Был конец весны, щедрое время. Все залито солнцем, поросло молодой зеленью, снег остался только в хребтах да на озере. Хотя и озеру пора была разойтись.

Чуть не вся деревня брала воду в проруби, которая за домом дедушки Елизара. Прорубь далеконько от берега, лед сверху растаял, на него набросали жердья, горбылей. Антонида побежала утром с ведрами и вернулась без воды: ночью ветер унес льдину вместе с досками и прорубью, а с берега ведром не зачерпнешь. На второе утро льдину притащило назад и поставило, как была раньше. Антонида и Луша долго смеялись: больно здорово получилось!

Антонида каждый день прибегала к Луше, рассказывала все, что узнавала дома о боях с белыми, приносила хорошие книжки про советскую власть, читала Луше, как надо бороться с гидрой мировой контрреволюции, собиралась убежать к партизанам.

— Луша, милая, давай подговорим девчат, мы же взрослые, — горячо шептала Антонида. — Добудем оружие, станем помогать большевикам. В городе все гимназисты ушли на фронт.

— За красных? — спрашивала Луша.

— Не все. Богатые за белых. А мы будем за красных.

— Тебе тятька не дозволит.

— Я никого не буду спрашиваться, меня никто не посмеет задержать. — Антонида гордо тряхнула головой. — «Весь мир насилья мы разрушим...» В городе сказали — нам надо организоваться. У нас в гимназии кружки были. Интересно. Шум, крик, речи... Эсеры приходили, меньшевики. Даже красный комиссар был, с револьвером. Рассказывал про революцию, он был в Петрограде, когда царя свергали. Вот говорил! Все слушали, как завороженные. На другой день три наших девушки ушли в партизанский отряд... — Антонида тихонько смахнула слезу: — Люся, со мной вместе училась, погибла в бою. Ее похоронили как солдата, в братской могиле. Прекрасная смерть.

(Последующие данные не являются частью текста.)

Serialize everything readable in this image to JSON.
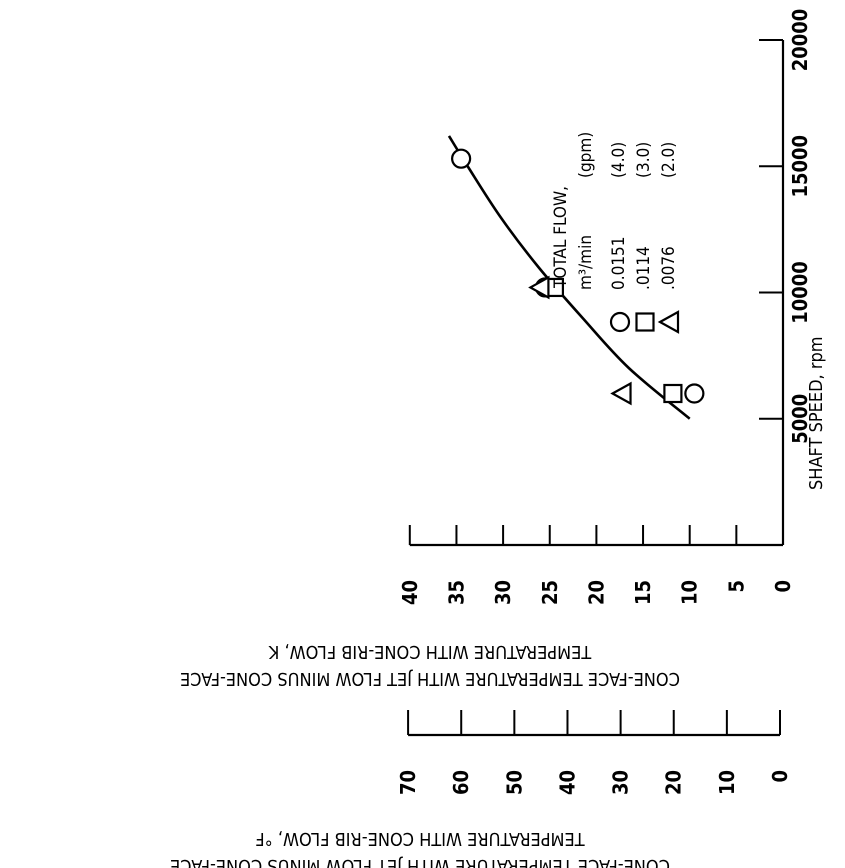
{
  "chart_data": {
    "type": "scatter",
    "xlabel": "SHAFT SPEED, rpm",
    "xticks": [
      0,
      5000,
      10000,
      15000,
      20000
    ],
    "xlim": [
      0,
      20000
    ],
    "ylabel_k_line1": "CONE-FACE TEMPERATURE WITH JET FLOW MINUS CONE-FACE",
    "ylabel_k_line2": "TEMPERATURE WITH CONE-RIB FLOW, K",
    "yticks_k": [
      0,
      5,
      10,
      15,
      20,
      25,
      30,
      35,
      40
    ],
    "ylim_k": [
      0,
      40
    ],
    "ylabel_f_line1": "CONE-FACE TEMPERATURE WITH JET FLOW MINUS CONE-FACE",
    "ylabel_f_line2": "TEMPERATURE WITH CONE-RIB FLOW, °F",
    "yticks_f": [
      0,
      10,
      20,
      30,
      40,
      50,
      60,
      70
    ],
    "ylim_f": [
      0,
      70
    ],
    "legend": {
      "title": "TOTAL FLOW,",
      "col1_header": "m³/min",
      "col2_header": "(gpm)",
      "placement": "right"
    },
    "series": [
      {
        "name": "0.0151",
        "gpm": "(4.0)",
        "marker": "circle",
        "points": [
          [
            6000,
            9.5
          ],
          [
            10200,
            25.5
          ],
          [
            15300,
            34.5
          ]
        ]
      },
      {
        "name": ".0114",
        "gpm": "(3.0)",
        "marker": "square",
        "points": [
          [
            6000,
            11.8
          ],
          [
            10200,
            24.5
          ]
        ]
      },
      {
        "name": ".0076",
        "gpm": "(2.0)",
        "marker": "triangle",
        "points": [
          [
            6000,
            17.2
          ],
          [
            10200,
            26.0
          ]
        ]
      }
    ],
    "fit_curve": [
      [
        5000,
        10.0
      ],
      [
        7000,
        16.5
      ],
      [
        9000,
        21.5
      ],
      [
        11000,
        26.2
      ],
      [
        13000,
        30.3
      ],
      [
        15000,
        33.8
      ],
      [
        16200,
        35.8
      ]
    ]
  }
}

— Смерть, она всегда смерть, — тихо проговорила Луша. — Молодым жить надо...

Когда в плошке выгорал жир, девушки прижимались друг к дружке и долго шептались в темноте. Луша с замиранием сердца, с тоской и тревогой говорила о своих мужиках, которые снова подались на фронт, в Красную Армию.

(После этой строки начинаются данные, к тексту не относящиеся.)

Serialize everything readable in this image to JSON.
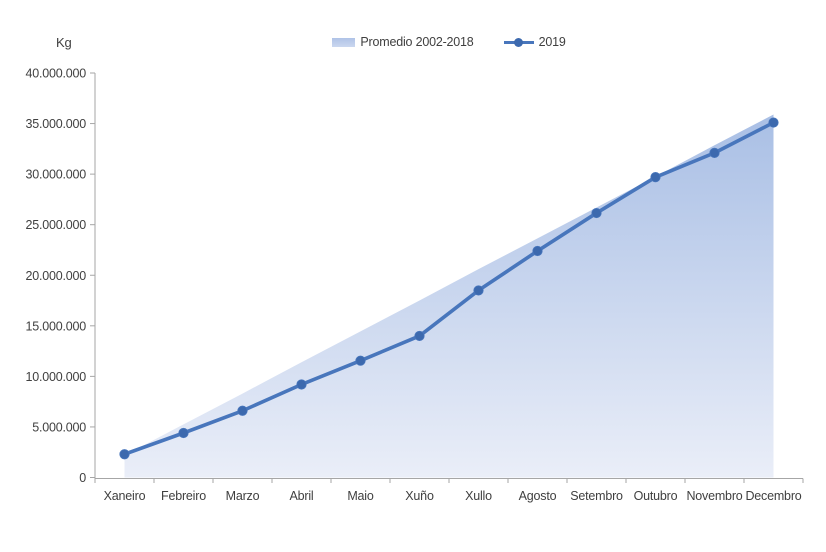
{
  "chart_data": {
    "type": "area",
    "subtype": "combo-area-line",
    "title": "",
    "y_axis_title": "Kg",
    "xlabel": "",
    "ylabel": "Kg",
    "categories": [
      "Xaneiro",
      "Febreiro",
      "Marzo",
      "Abril",
      "Maio",
      "Xuño",
      "Xullo",
      "Agosto",
      "Setembro",
      "Outubro",
      "Novembro",
      "Decembro"
    ],
    "series": [
      {
        "name": "Promedio 2002-2018",
        "type": "area",
        "values": [
          2200000,
          5250000,
          8300000,
          11400000,
          14450000,
          17500000,
          20600000,
          23650000,
          26700000,
          29750000,
          32850000,
          35900000
        ]
      },
      {
        "name": "2019",
        "type": "line",
        "marker": "circle",
        "values": [
          2300000,
          4400000,
          6600000,
          9200000,
          11550000,
          14000000,
          18500000,
          22400000,
          26150000,
          29700000,
          32100000,
          35100000
        ]
      }
    ],
    "ylim": [
      0,
      40000000
    ],
    "y_tick_step": 5000000,
    "y_tick_labels": [
      "0",
      "5.000.000",
      "10.000.000",
      "15.000.000",
      "20.000.000",
      "25.000.000",
      "30.000.000",
      "35.000.000",
      "40.000.000"
    ],
    "legend_position": "top-center",
    "gridlines": false,
    "colors": {
      "line_2019": "#4876BC",
      "marker_2019": "#3C69AE",
      "area_top": "#A9BFE5",
      "area_bottom": "#EAEEF8",
      "legend_area_top": "#AFC3E7",
      "legend_area_bottom": "#CBD7EF",
      "axis": "#A6A6A6",
      "text": "#404040",
      "background": "#FFFFFF"
    }
  }
}
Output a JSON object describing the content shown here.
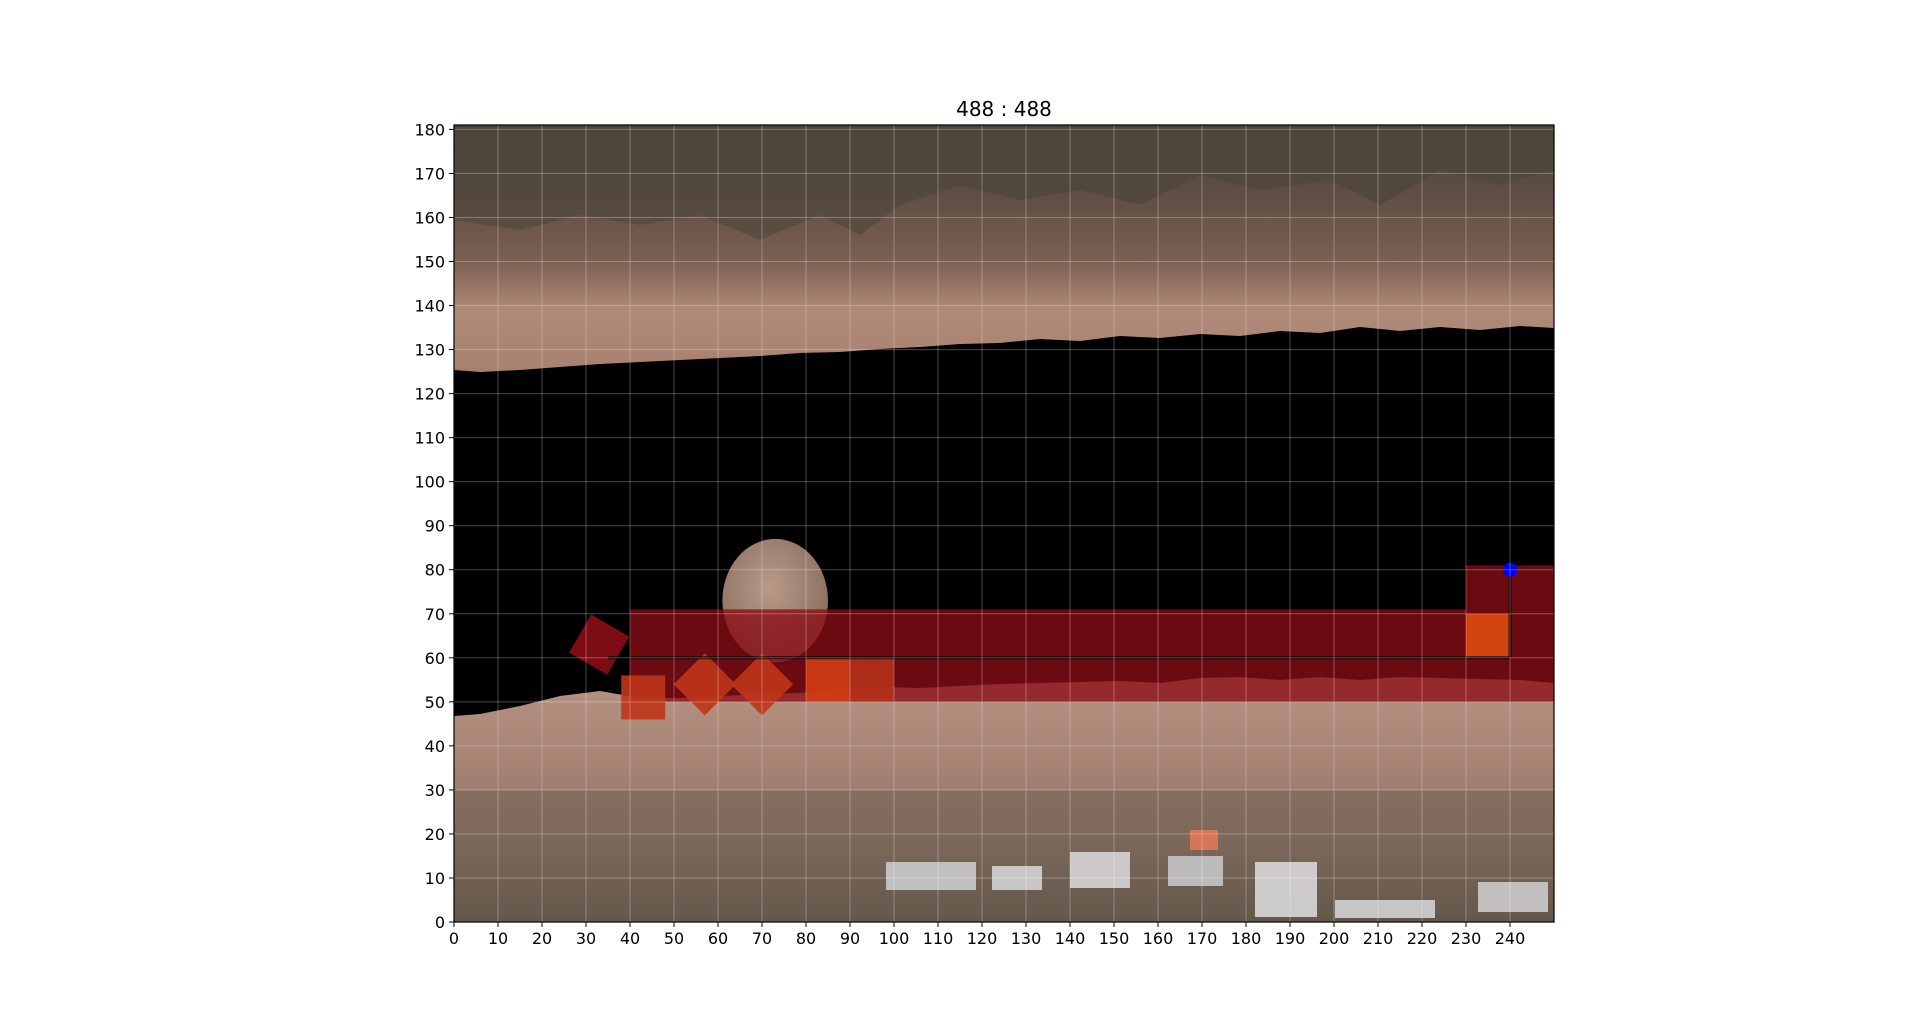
{
  "chart_data": {
    "type": "heatmap",
    "title": "488 : 488",
    "xlabel": "",
    "ylabel": "",
    "xlim": [
      0,
      250
    ],
    "ylim": [
      0,
      181
    ],
    "grid": true,
    "x_ticks": [
      0,
      10,
      20,
      30,
      40,
      50,
      60,
      70,
      80,
      90,
      100,
      110,
      120,
      130,
      140,
      150,
      160,
      170,
      180,
      190,
      200,
      210,
      220,
      230,
      240
    ],
    "y_ticks": [
      0,
      10,
      20,
      30,
      40,
      50,
      60,
      70,
      80,
      90,
      100,
      110,
      120,
      130,
      140,
      150,
      160,
      170,
      180
    ],
    "background": "aerial image of a riverbed with sand banks (top and bottom) and a black masked water channel in the middle",
    "boulder": {
      "cx": 73,
      "cy": 73,
      "rx": 12,
      "ry": 14
    },
    "cells": [
      {
        "x": 33,
        "y": 63,
        "w": 10,
        "h": 10,
        "angle": 30,
        "color": "#8b0d16"
      },
      {
        "x": 43,
        "y": 51,
        "w": 10,
        "h": 10,
        "angle": 0,
        "color": "#c0351a"
      },
      {
        "x": 57,
        "y": 54,
        "w": 10,
        "h": 10,
        "angle": 45,
        "color": "#c0351a"
      },
      {
        "x": 70,
        "y": 54,
        "w": 10,
        "h": 10,
        "angle": 45,
        "color": "#c0351a"
      },
      {
        "x": 85,
        "y": 55,
        "w": 10,
        "h": 10,
        "angle": 0,
        "color": "#d23c15"
      },
      {
        "x": 95,
        "y": 55,
        "w": 10,
        "h": 10,
        "angle": 0,
        "color": "#b5301a"
      },
      {
        "x": 235,
        "y": 65,
        "w": 10,
        "h": 10,
        "angle": 0,
        "color": "#e04a12"
      }
    ],
    "path_band": {
      "x0": 40,
      "x1": 250,
      "y0": 50,
      "y1": 71,
      "color": "#8b0d16"
    },
    "end_band": {
      "x0": 230,
      "x1": 250,
      "y0": 71,
      "y1": 81,
      "color": "#8b0d16"
    },
    "path_line": {
      "x": [
        35,
        240
      ],
      "y": [
        60,
        60
      ]
    },
    "marker": {
      "x": 240,
      "y": 80,
      "color": "#0000ff"
    },
    "colors": {
      "grid": "#ffffff",
      "mask": "#000000",
      "sand": "#a8857a",
      "dark_sand": "#6e5e52",
      "frame": "#000000"
    }
  }
}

— Ничего, ничего, — торопливо шептала в ответ Антонида. — Они за правое дело, за весь народ... Живые придут, здоровые, все вместе станем строить новую жизнь.

Горячие слова Антониды растревожили Лукерью. Она читала книжки, старалась понять то святое дело, за которое с оружием в руках бьются ее родной Димка, отец и братья. В избе Васиных по вечерам стала собираться молодежь, все больше девушки — парни сражались на многих фронтах. Антонида обучала их грамоте, рассказывала о жизни, которая наступит, когда наши разгромят всех врагов.

— Везде будет власть рабочих и крестьян, всего трудового народа, — говорила Антонида, поправляя коптивший жирник. Девушки не мигая смотрели ей в рот. — Никаких царей, никаких буржуев. Всего у нас станет вдосталь — хлеба, одежды... Кем захочешь, тем и станешь...

— Здорово... — мечтательно проговорила Луша. — Смотря что в тебе сокрыто — хочешь в лекари или там в землемеры...

— А вы кем хотите? — робко спросила рыжеватая рябая Фрося, работница Луки.

— Я? — глаза у Антониды вспыхнули, щеки залились румянцем. — Я буду учить детей.